From institutional racism and corporate machinations to government incompetence, these four elements of our electoral process explain why it's not the people who actually choose the president.
With the start of 2016, election year is now upon us.
While you certainly know that, come November, we’ll elect our next president, what you may not know–or may have blocked out of your mind–is that January 6, 2016 marks the 15th anniversary of a rather important moment in the history of U.S. elections.
On January 6, 2001, after one of the closest presidential races the U.S. had ever seen—and a long recount mired in controversy, only to be ended by an order from the Supreme Court—Congress declared George W. Bush the official winner of the 2000 presidential election. As a result of contested Florida ballots, this declaration occurred more than five weeks after the election had taken place.
Outside of Congress, among the average Americans who had gone out to the polls five weeks before, what made this result so astounding was that Bush’s opponent, Al Gore, had actually won the popular vote–yet he was not elected. However, when the Supreme Court ended the Florida recount, that state’s 25 votes in the electoral college (more on that later) went to Bush, giving him the victory in the electoral college, and thus the presidency.
As crazy as that all sounds, it was actually the third time that a presidential candidate had won the popular vote and lost the election.
The U.S. electoral system is full of unbelievable, shall we say, “quirks” that disrupt the integrity and the basic logic of the democratic process. From the Electoral College to absurd voter restrictions, these laws and processes actually help decide who will run our country. Starting with the electoral college that gave Bush his victory 15 years ago, here are four of the most unbelievable U.S. election laws…
The Electoral College
The first thing you have to understand is that we don’t actually decide who becomes president–the Electoral College does. When you vote for a candidate, you’re not actually directly voting for that candidate.
Instead, you’re voting for the designated Electoral College elector, who has pledged to vote in favor of that same party you’ve voted for. So, if your state’s popular vote goes Republican, then the Republican electors from that state (usually chosen by the party’s presidential nominee, not the Democrat electors) are the ones who get to cast their votes for President in the Electoral College. Then, on the Monday following the second Wednesday in December, the Electoral College meets and decides who becomes president.

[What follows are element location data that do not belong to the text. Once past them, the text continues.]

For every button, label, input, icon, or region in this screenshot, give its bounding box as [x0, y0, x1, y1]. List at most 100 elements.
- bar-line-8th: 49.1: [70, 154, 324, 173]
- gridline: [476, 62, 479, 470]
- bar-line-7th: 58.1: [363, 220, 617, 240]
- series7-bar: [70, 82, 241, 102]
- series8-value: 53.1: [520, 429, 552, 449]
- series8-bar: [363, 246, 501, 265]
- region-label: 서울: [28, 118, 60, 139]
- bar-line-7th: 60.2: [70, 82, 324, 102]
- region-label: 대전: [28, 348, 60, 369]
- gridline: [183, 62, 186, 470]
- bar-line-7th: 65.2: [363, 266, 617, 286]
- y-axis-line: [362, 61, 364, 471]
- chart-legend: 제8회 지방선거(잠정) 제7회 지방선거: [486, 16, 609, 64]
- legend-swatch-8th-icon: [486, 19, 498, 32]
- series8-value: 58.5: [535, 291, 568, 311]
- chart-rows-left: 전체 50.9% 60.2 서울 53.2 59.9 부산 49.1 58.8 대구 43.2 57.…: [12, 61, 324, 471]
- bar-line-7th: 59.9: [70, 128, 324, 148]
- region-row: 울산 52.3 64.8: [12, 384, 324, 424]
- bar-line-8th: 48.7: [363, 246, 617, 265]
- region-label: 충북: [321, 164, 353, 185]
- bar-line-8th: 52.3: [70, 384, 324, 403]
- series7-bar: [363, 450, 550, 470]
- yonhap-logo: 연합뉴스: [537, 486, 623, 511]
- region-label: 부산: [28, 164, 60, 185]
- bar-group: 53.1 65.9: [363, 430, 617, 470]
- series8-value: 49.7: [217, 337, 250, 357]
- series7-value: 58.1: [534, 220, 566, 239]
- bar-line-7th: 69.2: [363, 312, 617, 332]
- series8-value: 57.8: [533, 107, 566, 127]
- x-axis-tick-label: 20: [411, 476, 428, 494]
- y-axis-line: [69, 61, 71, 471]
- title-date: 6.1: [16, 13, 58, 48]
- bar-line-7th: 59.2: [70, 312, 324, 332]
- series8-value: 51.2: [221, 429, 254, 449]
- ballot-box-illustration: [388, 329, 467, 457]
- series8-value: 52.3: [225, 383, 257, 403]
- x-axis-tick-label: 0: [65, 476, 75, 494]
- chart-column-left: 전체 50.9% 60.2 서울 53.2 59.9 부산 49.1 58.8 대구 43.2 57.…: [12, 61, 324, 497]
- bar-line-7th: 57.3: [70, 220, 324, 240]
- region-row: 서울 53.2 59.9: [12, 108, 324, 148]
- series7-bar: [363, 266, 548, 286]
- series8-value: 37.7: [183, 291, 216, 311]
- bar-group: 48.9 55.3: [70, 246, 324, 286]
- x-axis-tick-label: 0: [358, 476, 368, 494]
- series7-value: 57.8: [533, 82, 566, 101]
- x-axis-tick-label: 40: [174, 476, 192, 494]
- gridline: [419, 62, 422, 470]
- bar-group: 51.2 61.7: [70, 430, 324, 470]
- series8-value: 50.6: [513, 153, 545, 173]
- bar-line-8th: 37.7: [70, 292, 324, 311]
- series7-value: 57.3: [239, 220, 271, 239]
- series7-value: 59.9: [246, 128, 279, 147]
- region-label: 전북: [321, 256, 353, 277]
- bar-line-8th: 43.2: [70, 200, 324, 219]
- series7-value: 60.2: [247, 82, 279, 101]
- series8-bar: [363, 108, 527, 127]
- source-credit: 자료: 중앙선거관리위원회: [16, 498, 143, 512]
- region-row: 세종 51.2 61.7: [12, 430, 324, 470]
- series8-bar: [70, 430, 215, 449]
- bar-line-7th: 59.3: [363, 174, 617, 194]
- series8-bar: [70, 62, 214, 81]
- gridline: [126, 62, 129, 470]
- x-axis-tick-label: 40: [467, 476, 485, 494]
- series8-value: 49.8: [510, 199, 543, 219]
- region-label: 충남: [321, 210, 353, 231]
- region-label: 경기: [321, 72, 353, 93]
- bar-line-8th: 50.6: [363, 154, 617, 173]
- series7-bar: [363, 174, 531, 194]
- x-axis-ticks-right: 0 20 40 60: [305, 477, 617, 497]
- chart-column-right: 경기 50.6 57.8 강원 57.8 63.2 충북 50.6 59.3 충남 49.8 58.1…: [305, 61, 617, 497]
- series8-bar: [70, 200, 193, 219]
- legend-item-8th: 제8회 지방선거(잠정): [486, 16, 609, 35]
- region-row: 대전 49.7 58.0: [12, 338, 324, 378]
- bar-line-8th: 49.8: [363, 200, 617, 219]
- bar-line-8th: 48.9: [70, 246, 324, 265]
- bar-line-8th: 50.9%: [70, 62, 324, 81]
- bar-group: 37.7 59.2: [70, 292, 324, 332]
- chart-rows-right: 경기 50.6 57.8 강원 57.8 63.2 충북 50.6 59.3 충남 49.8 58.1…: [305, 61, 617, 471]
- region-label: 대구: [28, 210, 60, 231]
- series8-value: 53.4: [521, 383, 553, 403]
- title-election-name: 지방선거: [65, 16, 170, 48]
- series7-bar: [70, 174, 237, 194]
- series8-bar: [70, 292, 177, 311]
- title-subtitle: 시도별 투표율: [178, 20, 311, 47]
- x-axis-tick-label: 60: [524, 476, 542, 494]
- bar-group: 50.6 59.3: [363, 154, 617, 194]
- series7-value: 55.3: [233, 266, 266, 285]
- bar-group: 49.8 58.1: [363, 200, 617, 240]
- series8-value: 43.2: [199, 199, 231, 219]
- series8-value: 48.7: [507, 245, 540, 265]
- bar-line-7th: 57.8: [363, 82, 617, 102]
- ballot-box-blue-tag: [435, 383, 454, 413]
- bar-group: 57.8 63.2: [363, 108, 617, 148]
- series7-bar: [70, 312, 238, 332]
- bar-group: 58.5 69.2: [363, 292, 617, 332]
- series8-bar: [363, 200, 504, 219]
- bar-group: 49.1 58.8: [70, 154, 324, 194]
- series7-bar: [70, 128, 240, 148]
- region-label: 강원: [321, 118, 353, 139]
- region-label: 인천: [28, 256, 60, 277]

The number of electors from each state is equivalent to the number of congress members representing the state. Therefore, states with larger populations have more electors. And that might be the only thing about the Electoral College that makes much sense.

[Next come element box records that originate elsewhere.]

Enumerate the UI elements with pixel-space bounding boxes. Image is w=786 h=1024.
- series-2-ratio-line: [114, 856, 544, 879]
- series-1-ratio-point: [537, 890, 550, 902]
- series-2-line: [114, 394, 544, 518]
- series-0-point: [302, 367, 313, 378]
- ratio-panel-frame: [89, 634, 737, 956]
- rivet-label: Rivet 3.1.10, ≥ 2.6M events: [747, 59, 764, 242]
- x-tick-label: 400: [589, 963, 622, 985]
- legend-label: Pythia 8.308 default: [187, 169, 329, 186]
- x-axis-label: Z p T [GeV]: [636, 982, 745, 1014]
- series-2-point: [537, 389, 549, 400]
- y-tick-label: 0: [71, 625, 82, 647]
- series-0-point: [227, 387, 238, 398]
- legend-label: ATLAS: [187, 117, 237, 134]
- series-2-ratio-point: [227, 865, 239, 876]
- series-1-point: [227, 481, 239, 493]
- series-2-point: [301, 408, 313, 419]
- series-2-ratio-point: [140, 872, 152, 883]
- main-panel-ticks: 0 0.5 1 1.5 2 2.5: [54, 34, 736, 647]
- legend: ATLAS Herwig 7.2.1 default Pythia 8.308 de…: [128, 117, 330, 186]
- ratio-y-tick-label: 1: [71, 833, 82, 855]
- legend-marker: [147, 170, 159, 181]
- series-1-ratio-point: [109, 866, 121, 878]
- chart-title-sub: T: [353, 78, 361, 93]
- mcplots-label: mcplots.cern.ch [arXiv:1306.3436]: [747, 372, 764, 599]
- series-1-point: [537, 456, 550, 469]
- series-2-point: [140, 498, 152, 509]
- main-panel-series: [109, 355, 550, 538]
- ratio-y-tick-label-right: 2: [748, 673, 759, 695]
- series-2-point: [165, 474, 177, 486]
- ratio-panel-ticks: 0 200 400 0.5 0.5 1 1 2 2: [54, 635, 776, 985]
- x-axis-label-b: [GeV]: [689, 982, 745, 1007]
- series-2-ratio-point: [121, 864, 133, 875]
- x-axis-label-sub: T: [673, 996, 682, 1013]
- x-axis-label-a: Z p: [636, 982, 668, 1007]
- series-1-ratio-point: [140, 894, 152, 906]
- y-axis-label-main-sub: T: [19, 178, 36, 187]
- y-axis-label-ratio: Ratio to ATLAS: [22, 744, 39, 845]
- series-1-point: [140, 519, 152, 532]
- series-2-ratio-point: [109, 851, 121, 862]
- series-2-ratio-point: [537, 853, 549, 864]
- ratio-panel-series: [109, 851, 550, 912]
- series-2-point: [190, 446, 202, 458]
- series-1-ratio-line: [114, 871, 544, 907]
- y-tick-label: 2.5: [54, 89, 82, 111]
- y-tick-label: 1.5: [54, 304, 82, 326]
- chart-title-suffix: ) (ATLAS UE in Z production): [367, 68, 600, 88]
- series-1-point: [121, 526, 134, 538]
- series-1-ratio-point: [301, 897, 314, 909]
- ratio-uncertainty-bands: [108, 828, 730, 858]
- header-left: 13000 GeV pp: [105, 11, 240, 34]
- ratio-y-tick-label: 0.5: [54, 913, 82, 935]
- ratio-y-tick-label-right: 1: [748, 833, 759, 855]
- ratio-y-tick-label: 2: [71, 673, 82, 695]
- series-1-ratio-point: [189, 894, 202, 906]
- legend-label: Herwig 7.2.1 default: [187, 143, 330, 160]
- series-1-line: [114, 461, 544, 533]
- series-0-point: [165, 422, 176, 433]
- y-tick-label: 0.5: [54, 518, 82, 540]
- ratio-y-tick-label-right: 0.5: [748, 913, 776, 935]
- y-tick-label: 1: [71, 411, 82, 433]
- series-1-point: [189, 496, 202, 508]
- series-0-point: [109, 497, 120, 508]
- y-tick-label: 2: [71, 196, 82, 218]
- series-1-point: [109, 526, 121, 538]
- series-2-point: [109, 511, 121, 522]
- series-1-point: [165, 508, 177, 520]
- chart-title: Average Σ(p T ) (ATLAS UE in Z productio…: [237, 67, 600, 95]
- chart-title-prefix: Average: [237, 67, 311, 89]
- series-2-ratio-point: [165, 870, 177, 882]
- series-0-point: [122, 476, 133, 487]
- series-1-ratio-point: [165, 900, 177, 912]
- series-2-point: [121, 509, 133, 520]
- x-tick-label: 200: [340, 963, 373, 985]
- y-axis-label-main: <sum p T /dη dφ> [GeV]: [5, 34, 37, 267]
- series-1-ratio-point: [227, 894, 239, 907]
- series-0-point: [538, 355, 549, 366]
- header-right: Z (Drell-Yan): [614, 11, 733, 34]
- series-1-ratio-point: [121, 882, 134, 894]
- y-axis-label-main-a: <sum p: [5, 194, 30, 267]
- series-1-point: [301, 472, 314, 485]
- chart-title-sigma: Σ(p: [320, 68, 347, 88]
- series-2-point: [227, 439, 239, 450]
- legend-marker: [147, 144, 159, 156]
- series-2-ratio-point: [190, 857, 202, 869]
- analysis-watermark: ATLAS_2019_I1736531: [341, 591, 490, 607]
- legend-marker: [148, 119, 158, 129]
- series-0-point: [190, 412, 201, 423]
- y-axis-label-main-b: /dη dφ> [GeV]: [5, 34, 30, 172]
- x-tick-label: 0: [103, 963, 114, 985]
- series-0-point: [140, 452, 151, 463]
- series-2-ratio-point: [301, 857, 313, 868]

The thing that is perhaps most unbelievable and appalling about the whole process is that while electors pledge to vote for the candidate they represent, they don’t always have to. In fact, throughout U.S. history, there have been 157 “faithless electors,” ones who have, say, voted Democrat when they’d previously pledged to vote Republican, or vice versa. And less than half of U.S. states have laws preventing this. So, essentially, when you vote for a presidential candidate, you’re not so much voting for that candidate as you are placing power in the hands of an elector you don’t know and who can do what they please with that power.
Now, most of the time, the electors vote as pledged and the Electoral College accurately reflects the mandate of the people–but not always. In 1836, 23 faithless electors from Virginia conspired to stop Richard Mentor Johnson from becoming vice president. The following year, the Senate reversed this, Johnson became vice president, and that was the closest faithless electors have ever come to changing the ultimate result of an election.
But that doesn’t mean it can’t happen, and doesn’t still happen today. In what is perhaps the most astounding–and frightening–case, a Minnesota elector in 2004 who had pledged to vote for the John Kerry/John Edwards ticket cast his or her presidential vote for “John Ewards.” Of course, that one botched vote didn’t ultimately matter, but it’s chilling to think that our presidential elections can, even a little bit, be swayed by things like that.
All that said, when the Electoral College was first established, in 1787, it was appropriate for its time. Because information wasn’t nearly as accessible and couldn’t easily be disseminated over large distances, the masses would not know enough about candidates from outside their own state in order to make an informed decision in a nationwide election. There was a chance that a single president would not emerge by majority vote because each population would just elect the name they knew from their home state. Today, however, it’s beyond obvious that this–and the Electoral College itself–no longer applies.